Over 60 local small businesses have bene trained in ecommerce skills by eBay and it’s paid off with Retail Revival growth rates averaging 33% and total sales for the small group of businesses exceeding £7million over the 12 months the programme has been running.
he results reveal that taking a grassroots approach in supporting small and medium-sized retailers can provide a much-needed boost to local economies, offering a potential antidote to the high street doom and gloom. It also demonstrates the wider possibilities that, if the right support is put in place, it’s possible to accelerate businesses on eBay and for many their Retail Revival growth was from zero to an average of over £100,000 per year turnover.
With over half of the participating businesses having a physical shop, the programme was designed to test how online and offline can complement each other to help local economies thrive through retail.
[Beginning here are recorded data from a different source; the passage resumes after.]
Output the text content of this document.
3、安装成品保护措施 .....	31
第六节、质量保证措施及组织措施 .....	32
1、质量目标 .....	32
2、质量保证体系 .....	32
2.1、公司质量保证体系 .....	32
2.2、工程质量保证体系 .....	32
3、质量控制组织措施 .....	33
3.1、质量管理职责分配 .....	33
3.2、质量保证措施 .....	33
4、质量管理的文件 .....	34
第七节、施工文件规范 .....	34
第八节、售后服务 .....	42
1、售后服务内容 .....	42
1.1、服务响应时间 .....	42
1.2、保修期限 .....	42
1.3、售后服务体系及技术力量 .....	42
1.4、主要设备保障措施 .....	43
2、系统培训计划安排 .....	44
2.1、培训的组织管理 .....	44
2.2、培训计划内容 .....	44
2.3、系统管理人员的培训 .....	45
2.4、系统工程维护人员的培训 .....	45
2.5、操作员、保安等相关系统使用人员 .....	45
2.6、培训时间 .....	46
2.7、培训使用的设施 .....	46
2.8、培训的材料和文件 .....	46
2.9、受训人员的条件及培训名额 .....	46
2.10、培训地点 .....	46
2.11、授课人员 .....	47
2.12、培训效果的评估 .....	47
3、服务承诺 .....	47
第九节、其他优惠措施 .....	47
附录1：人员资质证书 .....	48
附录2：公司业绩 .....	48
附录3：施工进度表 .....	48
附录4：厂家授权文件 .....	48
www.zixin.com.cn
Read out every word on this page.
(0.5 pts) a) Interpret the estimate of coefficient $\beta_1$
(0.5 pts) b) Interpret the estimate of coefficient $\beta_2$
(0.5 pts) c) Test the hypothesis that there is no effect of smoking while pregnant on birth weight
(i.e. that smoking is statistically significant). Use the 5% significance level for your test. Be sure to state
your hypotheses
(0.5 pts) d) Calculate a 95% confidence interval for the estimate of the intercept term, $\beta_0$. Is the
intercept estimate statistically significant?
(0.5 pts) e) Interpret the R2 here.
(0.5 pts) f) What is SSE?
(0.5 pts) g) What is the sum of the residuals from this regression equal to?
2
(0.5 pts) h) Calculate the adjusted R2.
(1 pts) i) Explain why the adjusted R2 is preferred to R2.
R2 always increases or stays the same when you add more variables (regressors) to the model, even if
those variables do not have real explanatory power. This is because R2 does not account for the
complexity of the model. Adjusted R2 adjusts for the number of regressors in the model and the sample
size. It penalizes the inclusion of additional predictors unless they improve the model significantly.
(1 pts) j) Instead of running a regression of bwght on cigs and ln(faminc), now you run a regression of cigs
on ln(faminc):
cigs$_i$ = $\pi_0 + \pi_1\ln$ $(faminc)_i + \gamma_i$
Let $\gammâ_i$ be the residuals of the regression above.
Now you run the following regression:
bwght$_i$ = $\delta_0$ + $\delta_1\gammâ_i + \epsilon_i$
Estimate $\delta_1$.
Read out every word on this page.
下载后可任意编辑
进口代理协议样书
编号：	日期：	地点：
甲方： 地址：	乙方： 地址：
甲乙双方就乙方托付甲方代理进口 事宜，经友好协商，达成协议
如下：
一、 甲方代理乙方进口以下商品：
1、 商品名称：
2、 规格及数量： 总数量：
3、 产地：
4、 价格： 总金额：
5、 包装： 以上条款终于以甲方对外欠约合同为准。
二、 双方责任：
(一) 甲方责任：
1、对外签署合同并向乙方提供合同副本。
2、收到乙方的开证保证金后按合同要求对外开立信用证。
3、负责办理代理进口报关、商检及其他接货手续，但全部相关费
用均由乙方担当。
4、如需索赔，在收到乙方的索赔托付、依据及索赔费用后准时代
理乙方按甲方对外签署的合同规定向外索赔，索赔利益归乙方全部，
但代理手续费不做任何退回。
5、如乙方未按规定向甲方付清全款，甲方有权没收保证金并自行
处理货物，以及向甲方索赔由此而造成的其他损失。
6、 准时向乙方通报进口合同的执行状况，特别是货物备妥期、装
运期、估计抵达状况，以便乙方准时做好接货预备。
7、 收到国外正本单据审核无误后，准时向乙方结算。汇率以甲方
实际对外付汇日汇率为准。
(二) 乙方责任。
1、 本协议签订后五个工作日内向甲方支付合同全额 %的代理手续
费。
Economic analysis shows that the Retail Revival programme brought over £750,000 of additional business revenue to the city of Wolverhampton, meaning the revenue was not diverted from another local business, and genuine economic growth was achieved.
The average Retail Revival growth rate of 33% was 26.5% higher than the average increase in turnover for all small retail businesses across the UK between 2017 and 2018 according to data from the ONS Annual Business Survey. The average increase in turnover for small retailers was 6.5%. The programme has been a testbed for future SME growth and, if rolled out nationally, eBay estimates it could generate £227 million in revenue for small retailers across the UK.
Through the Retail Revival programme, experts from eBay trained small retailers in either starting or expanding their online presence in a bid to grow the local economy. Participants on the programme have benefitted from one-on-one support to create a personalised eBay shop, a comprehensive training program that covers eBay selling basics as well as digital skills such as Search Engine Optimisation and promotional support.
eBay has also conducted ‘Train the Trainer’ sessions with local organisation Access To Business to ensure the skills learnt by programme participants can be passed on to even more retailers in the local area.
“This clearly shows that the doom and gloom rhetoric surrounding UK high streets does not have to be a story that continues. The shift towards increased online spending is an opportunity for businesses to complement their physical store with online revenue, as well as an opportunity for budding entrepreneurs starting out.
I am immensely proud of this programme, the people who have delivered it and, most importantly, the businesses who have been part of it. They say the proof is in the pudding, and these results clearly demonstrate that online and high street retail can survive and indeed thrive together.”
– Rob Hattrell, VP eBay UK
With the 12 month programme having been completed, the question now is what will eBay do with their learnings? Will they pick another UK city to kickstart trading, continue their partnership with the City of Wolverhampton, or use the experience to create a new “eBay University” type programme or training course for more small businesses to use.
One thing is certain, the 60 odd businesses involved in Wolverhampton’s Retail Revival programme benefited enormously from in-person expertise and training. That’s hard to replicate at scale, even though part of the programme was ‘Train the Trainer’ sessions with local organisation Access To Business to ensure the skills learnt by programme participants can be passed on to even more retailers in the local area. Watch this space to see what eBay’s next move will be.